Contemporary understanding of the Anthropocene / Capitalocene is carried out through the artistic praxis: research, productions, and presentations of artworks.

The project that comprises research and workshops, Learning for the Crisis: Wild Edible Herbs of the Island of Korčula, commences with the fact that the cohabitation of plants and people represents one of the determinants which marked the evolution of humanity. Significant dynamic differences within systems of human communities are perceived through the alterations of the relationship between humans and plants, while we can also follow historical and civilisational evolvement via these changes. Taking into consideration the continuity of nourishment that includes wild edible herbs, that has been lasting ever since the beginning of humanity, even before agriculture and hunting skills, this project is a distinctive critique of contemporary bio-art that stems from scientific labs, expressed through the simplicity of “getting back to roots” and “techniques of survival” which have been taking place in nature and being actualized with a community.
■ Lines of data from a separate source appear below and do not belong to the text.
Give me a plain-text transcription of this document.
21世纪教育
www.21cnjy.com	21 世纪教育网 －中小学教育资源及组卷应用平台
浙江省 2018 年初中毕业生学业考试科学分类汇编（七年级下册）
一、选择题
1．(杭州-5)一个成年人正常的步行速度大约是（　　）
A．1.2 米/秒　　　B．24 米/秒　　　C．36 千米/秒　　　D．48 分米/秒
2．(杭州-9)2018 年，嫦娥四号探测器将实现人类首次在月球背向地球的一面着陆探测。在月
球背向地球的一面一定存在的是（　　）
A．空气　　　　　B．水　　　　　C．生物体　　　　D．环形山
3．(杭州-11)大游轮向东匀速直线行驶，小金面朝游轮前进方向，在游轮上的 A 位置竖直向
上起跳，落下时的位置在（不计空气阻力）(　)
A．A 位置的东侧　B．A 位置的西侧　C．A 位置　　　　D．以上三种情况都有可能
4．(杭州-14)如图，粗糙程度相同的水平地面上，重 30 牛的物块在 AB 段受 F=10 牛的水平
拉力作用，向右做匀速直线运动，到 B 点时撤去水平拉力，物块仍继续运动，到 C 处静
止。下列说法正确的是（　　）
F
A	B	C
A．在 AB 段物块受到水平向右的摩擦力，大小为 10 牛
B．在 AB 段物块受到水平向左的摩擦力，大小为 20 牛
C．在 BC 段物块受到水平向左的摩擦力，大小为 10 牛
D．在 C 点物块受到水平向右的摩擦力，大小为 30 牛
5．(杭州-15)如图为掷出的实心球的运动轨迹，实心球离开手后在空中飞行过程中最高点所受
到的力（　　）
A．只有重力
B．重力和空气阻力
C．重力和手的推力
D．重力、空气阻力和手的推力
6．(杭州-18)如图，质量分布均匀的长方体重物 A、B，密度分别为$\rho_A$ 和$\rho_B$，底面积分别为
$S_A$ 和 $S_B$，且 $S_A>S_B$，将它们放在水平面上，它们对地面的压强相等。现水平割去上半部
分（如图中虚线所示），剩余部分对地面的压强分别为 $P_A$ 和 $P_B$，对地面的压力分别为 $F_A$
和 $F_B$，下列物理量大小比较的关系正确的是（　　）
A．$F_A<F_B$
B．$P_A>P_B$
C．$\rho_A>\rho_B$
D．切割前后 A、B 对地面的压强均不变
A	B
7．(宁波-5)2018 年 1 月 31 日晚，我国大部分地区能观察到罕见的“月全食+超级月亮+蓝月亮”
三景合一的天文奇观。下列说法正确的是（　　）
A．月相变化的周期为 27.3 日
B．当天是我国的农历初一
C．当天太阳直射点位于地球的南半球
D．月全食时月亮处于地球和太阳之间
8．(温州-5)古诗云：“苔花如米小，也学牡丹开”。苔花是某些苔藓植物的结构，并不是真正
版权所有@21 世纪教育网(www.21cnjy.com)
Some artworks represented in this chapter include system theory and cybernetics. In the 1960s, cybernetics, as the science about the general principles of systems observed independently of their nature, initiated among other things the awareness of the importance of global ecology, as a positive example of the real synergy of apparently opponent social discourses. In his interactive sound installation for public space Brickets, Pierre Proske reflected on his cybernetic research of dynamics of natural synchronizations via the simulation of communication among crickets. AnneMarie Maes studied bees and the production of honey as a starting point for the artworks presented in the exhibition Guerilla Beehive.

Sound ecologies connect all the agents of the Anthropocene through sound. The member of the association grey) (area Manja Ristić published the Sound Map of the Island of Korčula. Together with Anamaria Pravicencu, Ristić carried out a participative performance on the nearby islet whereby the act of listening served as a methodology in the process of composing. Robertina Šebjanič recorded the sounds in the sea around Korčula town and together with the curator Annick Bureaud performed the Underwater: Escaping (Sound) Pollution. Leah Barclay recorded sounds of significant rivers, in collaboration with indigenous communities living nearby these rivers. Her performance Shifting Nature is constituted by fieldwork that took place during the project Sound Mirrors in Australia, India, Korea, China, and Brazil.

Inspired by Darko Fritz’s text Politics of Green Spaces, Shu Lea Cheang presented for the first time in Korčula the “green and red politics” as a follow-up of her rich artistic work, whereby “green” is related to nature while “red” is a signifier of queer politics, bio-art, and body politics. During her art residence in Korčula, she initiated this new, long-term project, as a creative dialogue among institutions, curators, artists, activists, civic initiatives, politicians, and other citizens interested in introducing these fields into public discourse.